# Appalachian Campground



## huntr70 (Jul 8, 2005)

Anyone interested in an informal rally for April 21-23??

We are thinking of reserving for this weekend for their trout derby.

See the website Here.

Nothing formal, just thought I would invite anyone else that wants to start the season!!

Steve


----------



## z-family (Oct 2, 2004)




----------



## hatcityhosehauler (Feb 13, 2004)

That's where the very first Official Northeast Outbackers Rally was, way back in the late summer of 2004. It is a nice campground, and my son and I watched someone pull a HUGE catfish out of their pond. Of course, I spent almost two hours there, with both my kids, and their brand new fishing rods, fresh from Cabela's, and didn't get not one nibble.

For info's sake, it was camping479, hootbob, and us. Just three of us, and so far, for Mothers Day weekend we have 17 families coming to Otter Lake, and 24 families going to Niagra Falls. We've come along way...

Oh yeah, the informal mini rally. I'll have to look at the calendar.

Tim


----------



## huntr70 (Jul 8, 2005)

hatcityhosehauler said:


> That's where the very first Official Northeast Outbackers Rally was, way back in the late summer of 2004. It is a nice campground, and my son and I watched someone pull a HUGE catfish out of their pond. Of course, I spent almost two hours there, with both my kids, and their brand new fishing rods, fresh from Cabela's, and didn't get not one nibble.
> 
> For info's sake, it was camping479, hootbob, and us. Just three of us, and so far, for Mothers Day weekend we have 17 families coming to Otter Lake, and 24 families going to Niagra Falls. We've come along way...
> 
> ...


Don and I were talking about that in chat...that's why I figured I'd ask if anyone is interested.

Steve


----------



## hatcityhosehauler (Feb 13, 2004)

Just checked my schedule, I'm working days on Saturday and Sunday of that weekend, so I don't think we'll make this year. Great idea though. I could use another trip to Cabelas.









Tim


----------



## HootBob (Apr 26, 2004)

We are in for it Steve









Don


----------



## RizFam (Feb 25, 2006)

Looks great, but don't think we'll have our trailer by then shy

Thanks for the invite,
Tami


----------



## ee4308 (Aug 23, 2005)

Looks like a great campground. sunny Hope yall have an enjoyable weekend.


----------



## Oregon_Camper (Sep 13, 2004)

Love to join...it's just a bit of a drive from Oregon.

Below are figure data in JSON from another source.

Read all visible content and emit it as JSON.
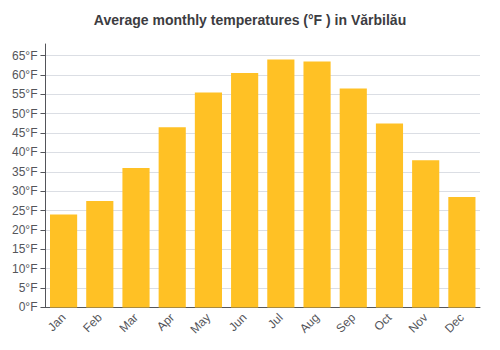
{
  "chart_data": {
    "type": "bar",
    "title": "Average monthly temperatures (°F ) in Vărbilău",
    "categories": [
      "Jan",
      "Feb",
      "Mar",
      "Apr",
      "May",
      "Jun",
      "Jul",
      "Aug",
      "Sep",
      "Oct",
      "Nov",
      "Dec"
    ],
    "values": [
      24.0,
      27.5,
      36.0,
      46.5,
      55.5,
      60.5,
      64.0,
      63.5,
      56.5,
      47.5,
      38.0,
      28.5
    ],
    "color": "#FFC125",
    "ylim": [
      0,
      68
    ],
    "yticks": [
      {
        "value": 0,
        "label": "0°F"
      },
      {
        "value": 5,
        "label": "5°F"
      },
      {
        "value": 10,
        "label": "10°F"
      },
      {
        "value": 15,
        "label": "15°F"
      },
      {
        "value": 20,
        "label": "20°F"
      },
      {
        "value": 25,
        "label": "25°F"
      },
      {
        "value": 30,
        "label": "30°F"
      },
      {
        "value": 35,
        "label": "35°F"
      },
      {
        "value": 40,
        "label": "40°F"
      },
      {
        "value": 45,
        "label": "45°F"
      },
      {
        "value": 50,
        "label": "50°F"
      },
      {
        "value": 55,
        "label": "55°F"
      },
      {
        "value": 60,
        "label": "60°F"
      },
      {
        "value": 65,
        "label": "65°F"
      }
    ],
    "grid": true
  }
}
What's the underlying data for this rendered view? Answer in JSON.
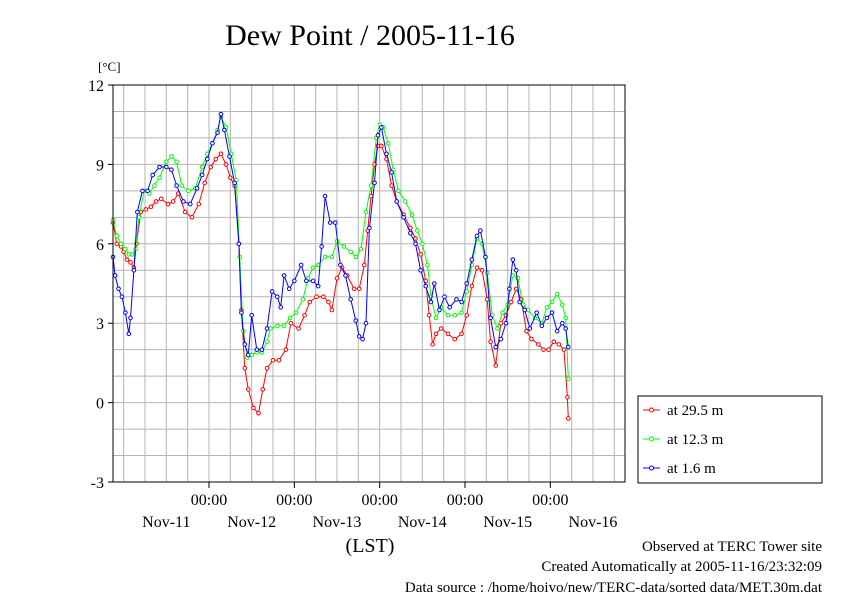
{
  "chart_data": {
    "type": "line",
    "title": "Dew Point / 2005-11-16",
    "ylabel": "[°C]",
    "xlabel": "(LST)",
    "ylim": [
      -3,
      12
    ],
    "yticks": [
      "12",
      "9",
      "6",
      "3",
      "0",
      "-3"
    ],
    "xtime_labels": [
      "00:00",
      "00:00",
      "00:00",
      "00:00",
      "00:00"
    ],
    "xday_labels": [
      "Nov-11",
      "Nov-12",
      "Nov-13",
      "Nov-14",
      "Nov-15",
      "Nov-16"
    ],
    "x_unit": "day offset from Nov-11 00:00 LST",
    "xlim": [
      -0.125,
      5.875
    ],
    "grid": true,
    "legend_position": "bottom-right, outside plot",
    "series": [
      {
        "name": "at 29.5 m",
        "color": "#ff0000",
        "points": [
          [
            -0.125,
            6.8
          ],
          [
            -0.08,
            6.0
          ],
          [
            -0.03,
            5.9
          ],
          [
            0.0,
            5.7
          ],
          [
            0.04,
            5.4
          ],
          [
            0.08,
            5.3
          ],
          [
            0.12,
            5.1
          ],
          [
            0.15,
            6.0
          ],
          [
            0.2,
            7.2
          ],
          [
            0.26,
            7.3
          ],
          [
            0.32,
            7.4
          ],
          [
            0.38,
            7.6
          ],
          [
            0.44,
            7.7
          ],
          [
            0.52,
            7.5
          ],
          [
            0.58,
            7.6
          ],
          [
            0.64,
            7.9
          ],
          [
            0.72,
            7.2
          ],
          [
            0.8,
            7.0
          ],
          [
            0.88,
            7.5
          ],
          [
            0.95,
            8.3
          ],
          [
            1.02,
            8.9
          ],
          [
            1.08,
            9.2
          ],
          [
            1.14,
            9.4
          ],
          [
            1.2,
            9.0
          ],
          [
            1.25,
            8.5
          ],
          [
            1.3,
            8.2
          ],
          [
            1.35,
            6.0
          ],
          [
            1.38,
            3.5
          ],
          [
            1.42,
            1.3
          ],
          [
            1.46,
            0.5
          ],
          [
            1.52,
            -0.2
          ],
          [
            1.58,
            -0.4
          ],
          [
            1.63,
            0.5
          ],
          [
            1.68,
            1.3
          ],
          [
            1.75,
            1.6
          ],
          [
            1.82,
            1.6
          ],
          [
            1.9,
            2.0
          ],
          [
            1.96,
            3.0
          ],
          [
            2.05,
            2.8
          ],
          [
            2.12,
            3.3
          ],
          [
            2.18,
            3.8
          ],
          [
            2.26,
            4.0
          ],
          [
            2.34,
            4.0
          ],
          [
            2.4,
            3.8
          ],
          [
            2.44,
            3.5
          ],
          [
            2.5,
            4.7
          ],
          [
            2.56,
            5.1
          ],
          [
            2.62,
            4.8
          ],
          [
            2.7,
            4.3
          ],
          [
            2.76,
            4.3
          ],
          [
            2.82,
            5.2
          ],
          [
            2.86,
            6.5
          ],
          [
            2.9,
            7.8
          ],
          [
            2.94,
            9.0
          ],
          [
            2.98,
            9.7
          ],
          [
            3.02,
            9.7
          ],
          [
            3.08,
            9.2
          ],
          [
            3.14,
            8.2
          ],
          [
            3.2,
            7.6
          ],
          [
            3.28,
            7.1
          ],
          [
            3.36,
            6.6
          ],
          [
            3.42,
            6.2
          ],
          [
            3.48,
            5.6
          ],
          [
            3.54,
            4.6
          ],
          [
            3.58,
            3.3
          ],
          [
            3.62,
            2.2
          ],
          [
            3.66,
            2.6
          ],
          [
            3.72,
            2.8
          ],
          [
            3.8,
            2.6
          ],
          [
            3.88,
            2.4
          ],
          [
            3.96,
            2.6
          ],
          [
            4.02,
            3.3
          ],
          [
            4.08,
            4.4
          ],
          [
            4.14,
            5.1
          ],
          [
            4.2,
            5.0
          ],
          [
            4.26,
            3.9
          ],
          [
            4.3,
            2.3
          ],
          [
            4.36,
            1.4
          ],
          [
            4.42,
            3.0
          ],
          [
            4.48,
            3.3
          ],
          [
            4.54,
            3.8
          ],
          [
            4.6,
            4.3
          ],
          [
            4.66,
            3.9
          ],
          [
            4.72,
            2.7
          ],
          [
            4.78,
            2.4
          ],
          [
            4.86,
            2.2
          ],
          [
            4.92,
            2.0
          ],
          [
            4.98,
            2.0
          ],
          [
            5.04,
            2.3
          ],
          [
            5.1,
            2.2
          ],
          [
            5.16,
            2.0
          ],
          [
            5.2,
            0.2
          ],
          [
            5.21,
            -0.6
          ]
        ]
      },
      {
        "name": "at 12.3 m",
        "color": "#00ff00",
        "points": [
          [
            -0.125,
            6.9
          ],
          [
            -0.08,
            6.3
          ],
          [
            -0.03,
            6.0
          ],
          [
            0.02,
            5.8
          ],
          [
            0.06,
            5.6
          ],
          [
            0.1,
            5.6
          ],
          [
            0.14,
            5.8
          ],
          [
            0.18,
            7.0
          ],
          [
            0.24,
            8.0
          ],
          [
            0.3,
            7.9
          ],
          [
            0.36,
            8.2
          ],
          [
            0.42,
            8.5
          ],
          [
            0.5,
            9.1
          ],
          [
            0.56,
            9.3
          ],
          [
            0.62,
            9.1
          ],
          [
            0.68,
            8.2
          ],
          [
            0.76,
            8.0
          ],
          [
            0.84,
            8.1
          ],
          [
            0.92,
            8.9
          ],
          [
            0.98,
            9.4
          ],
          [
            1.04,
            9.8
          ],
          [
            1.1,
            10.3
          ],
          [
            1.14,
            10.8
          ],
          [
            1.2,
            10.4
          ],
          [
            1.26,
            9.4
          ],
          [
            1.32,
            8.4
          ],
          [
            1.36,
            5.5
          ],
          [
            1.4,
            2.7
          ],
          [
            1.45,
            1.7
          ],
          [
            1.5,
            1.8
          ],
          [
            1.56,
            1.9
          ],
          [
            1.62,
            1.9
          ],
          [
            1.68,
            2.3
          ],
          [
            1.72,
            2.8
          ],
          [
            1.8,
            2.9
          ],
          [
            1.88,
            2.9
          ],
          [
            1.95,
            3.2
          ],
          [
            2.02,
            3.4
          ],
          [
            2.1,
            3.9
          ],
          [
            2.16,
            4.7
          ],
          [
            2.22,
            5.1
          ],
          [
            2.28,
            5.2
          ],
          [
            2.36,
            5.5
          ],
          [
            2.44,
            5.5
          ],
          [
            2.5,
            6.1
          ],
          [
            2.58,
            5.9
          ],
          [
            2.66,
            5.7
          ],
          [
            2.72,
            5.5
          ],
          [
            2.78,
            5.8
          ],
          [
            2.84,
            7.2
          ],
          [
            2.9,
            8.2
          ],
          [
            2.96,
            10.0
          ],
          [
            3.0,
            10.5
          ],
          [
            3.04,
            10.4
          ],
          [
            3.1,
            9.8
          ],
          [
            3.16,
            8.8
          ],
          [
            3.22,
            8.0
          ],
          [
            3.3,
            7.6
          ],
          [
            3.38,
            7.1
          ],
          [
            3.44,
            6.5
          ],
          [
            3.5,
            6.0
          ],
          [
            3.56,
            5.2
          ],
          [
            3.6,
            4.0
          ],
          [
            3.66,
            3.2
          ],
          [
            3.72,
            3.6
          ],
          [
            3.8,
            3.3
          ],
          [
            3.88,
            3.3
          ],
          [
            3.96,
            3.4
          ],
          [
            4.02,
            4.2
          ],
          [
            4.08,
            5.2
          ],
          [
            4.14,
            6.2
          ],
          [
            4.2,
            6.0
          ],
          [
            4.26,
            4.9
          ],
          [
            4.32,
            3.3
          ],
          [
            4.38,
            2.8
          ],
          [
            4.44,
            3.4
          ],
          [
            4.5,
            3.7
          ],
          [
            4.56,
            4.8
          ],
          [
            4.62,
            4.7
          ],
          [
            4.68,
            3.7
          ],
          [
            4.74,
            3.5
          ],
          [
            4.82,
            3.2
          ],
          [
            4.9,
            3.0
          ],
          [
            4.96,
            3.6
          ],
          [
            5.02,
            3.8
          ],
          [
            5.08,
            4.1
          ],
          [
            5.14,
            3.7
          ],
          [
            5.18,
            3.2
          ],
          [
            5.21,
            0.9
          ]
        ]
      },
      {
        "name": "at 1.6 m",
        "color": "#0000ff",
        "points": [
          [
            -0.125,
            5.5
          ],
          [
            -0.1,
            4.8
          ],
          [
            -0.06,
            4.3
          ],
          [
            -0.02,
            4.0
          ],
          [
            0.02,
            3.4
          ],
          [
            0.06,
            2.6
          ],
          [
            0.08,
            3.2
          ],
          [
            0.12,
            5.0
          ],
          [
            0.16,
            7.2
          ],
          [
            0.22,
            8.0
          ],
          [
            0.28,
            8.0
          ],
          [
            0.34,
            8.6
          ],
          [
            0.42,
            8.9
          ],
          [
            0.5,
            8.9
          ],
          [
            0.56,
            8.8
          ],
          [
            0.62,
            8.2
          ],
          [
            0.7,
            7.6
          ],
          [
            0.78,
            7.5
          ],
          [
            0.86,
            8.1
          ],
          [
            0.92,
            8.6
          ],
          [
            0.98,
            9.2
          ],
          [
            1.04,
            9.8
          ],
          [
            1.1,
            10.2
          ],
          [
            1.14,
            10.9
          ],
          [
            1.18,
            10.3
          ],
          [
            1.24,
            9.3
          ],
          [
            1.3,
            8.3
          ],
          [
            1.35,
            6.0
          ],
          [
            1.38,
            3.4
          ],
          [
            1.42,
            2.2
          ],
          [
            1.46,
            1.8
          ],
          [
            1.5,
            3.3
          ],
          [
            1.56,
            2.0
          ],
          [
            1.62,
            2.0
          ],
          [
            1.68,
            2.8
          ],
          [
            1.74,
            4.2
          ],
          [
            1.8,
            4.0
          ],
          [
            1.84,
            3.6
          ],
          [
            1.88,
            4.8
          ],
          [
            1.94,
            4.3
          ],
          [
            2.0,
            4.6
          ],
          [
            2.08,
            5.2
          ],
          [
            2.14,
            4.6
          ],
          [
            2.22,
            4.6
          ],
          [
            2.28,
            4.4
          ],
          [
            2.32,
            5.9
          ],
          [
            2.36,
            7.8
          ],
          [
            2.42,
            6.8
          ],
          [
            2.48,
            6.8
          ],
          [
            2.54,
            5.2
          ],
          [
            2.6,
            4.8
          ],
          [
            2.66,
            3.9
          ],
          [
            2.72,
            3.1
          ],
          [
            2.76,
            2.5
          ],
          [
            2.8,
            2.4
          ],
          [
            2.84,
            3.0
          ],
          [
            2.88,
            6.6
          ],
          [
            2.94,
            8.3
          ],
          [
            2.98,
            10.1
          ],
          [
            3.02,
            10.4
          ],
          [
            3.08,
            9.4
          ],
          [
            3.14,
            8.7
          ],
          [
            3.2,
            7.6
          ],
          [
            3.28,
            7.0
          ],
          [
            3.36,
            6.4
          ],
          [
            3.42,
            6.0
          ],
          [
            3.48,
            5.0
          ],
          [
            3.54,
            4.4
          ],
          [
            3.6,
            3.8
          ],
          [
            3.64,
            4.5
          ],
          [
            3.7,
            3.5
          ],
          [
            3.76,
            4.0
          ],
          [
            3.82,
            3.6
          ],
          [
            3.9,
            3.9
          ],
          [
            3.96,
            3.8
          ],
          [
            4.02,
            4.5
          ],
          [
            4.08,
            5.4
          ],
          [
            4.14,
            6.3
          ],
          [
            4.18,
            6.5
          ],
          [
            4.24,
            5.5
          ],
          [
            4.3,
            3.2
          ],
          [
            4.36,
            2.1
          ],
          [
            4.42,
            2.4
          ],
          [
            4.48,
            3.0
          ],
          [
            4.52,
            4.3
          ],
          [
            4.56,
            5.4
          ],
          [
            4.6,
            5.0
          ],
          [
            4.64,
            3.8
          ],
          [
            4.7,
            3.5
          ],
          [
            4.76,
            2.8
          ],
          [
            4.84,
            3.4
          ],
          [
            4.9,
            2.9
          ],
          [
            4.96,
            3.2
          ],
          [
            5.02,
            3.4
          ],
          [
            5.08,
            2.7
          ],
          [
            5.14,
            3.0
          ],
          [
            5.18,
            2.8
          ],
          [
            5.21,
            2.1
          ]
        ]
      }
    ]
  },
  "footer": {
    "line1": "Observed at TERC Tower site",
    "line2": "Created Automatically at 2005-11-16/23:32:09",
    "line3": "Data source : /home/hoivo/new/TERC-data/sorted  data/MET.30m.dat"
  }
}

Both of my sons LOVE to catch trout! Hope you have a great weekend and catch a lot of fish.


----------



## huntr70 (Jul 8, 2005)

Just wanted to let you guys know that I called today and reserved for that weekend.

Sounds like they have quite a few openings yet.

I didn't get a site number yet, but she said it will be on the confirmation e-mail.

Steve

PS- Gotta hit Cabela's myself for some fishing supplies


----------



## hurricaneplumber (Apr 12, 2004)

Did I hear CABELA'S?????


----------



## Highlander96 (Mar 1, 2005)

huntr70 said:


> Just wanted to let you guys know that I called today and reserved for that weekend.
> 
> Sounds like they have quite a few openings yet.
> 
> ...


Steve,

Let me talk to the boss. We may be in.

Happy Outbacking,

Tim


----------



## HootBob (Apr 26, 2004)

We are in Steve we got site 352

Don


----------



## huntr70 (Jul 8, 2005)

hurricaneplumber said:


> Did I hear CABELA'S?????
> 
> 
> 
> ...


Cabela's Cabela's Cabela's

Cabela's Cabela's Cabela's

Its calling me........

















LOL

Steve


----------



## Oregon_Camper (Sep 13, 2004)

huntr70 said:


> PS- Gotta hit Cabela's myself for some fishing supplies
> 
> 
> 
> ...


Ya only need one thing...MEPS! HAnd down the best way to catch trout


----------



## HootBob (Apr 26, 2004)

huntr70 said:


> hurricaneplumber said:
> 
> 
> > Did I hear CABELA'S?????
> ...


I hear you Steve









Don


----------



## huntr70 (Jul 8, 2005)

Double checked the reservation today.

We are in site 326.

Steve


----------



## HootBob (Apr 26, 2004)

Ok thanks Steve, We are right behid you then









Don


----------



## HootBob (Apr 26, 2004)

Steve I got my comformation e-mail today did you get yours

Don


----------



## huntr70 (Jul 8, 2005)

HootBob said:


> Steve I got my comformation e-mail today did you get yours
> 
> Don
> [snapback]94782[/snapback]​


Yep...

All set to go!!!

Its been a while since I filleted a trout...not sure if I remember how!!!

Steve


----------



## HootBob (Apr 26, 2004)

huntr70 said:


> HootBob said:
> 
> 
> > Steve I got my comformation e-mail today did you get yours
> ...


Steve it's like riding a bike you never forget
Don


----------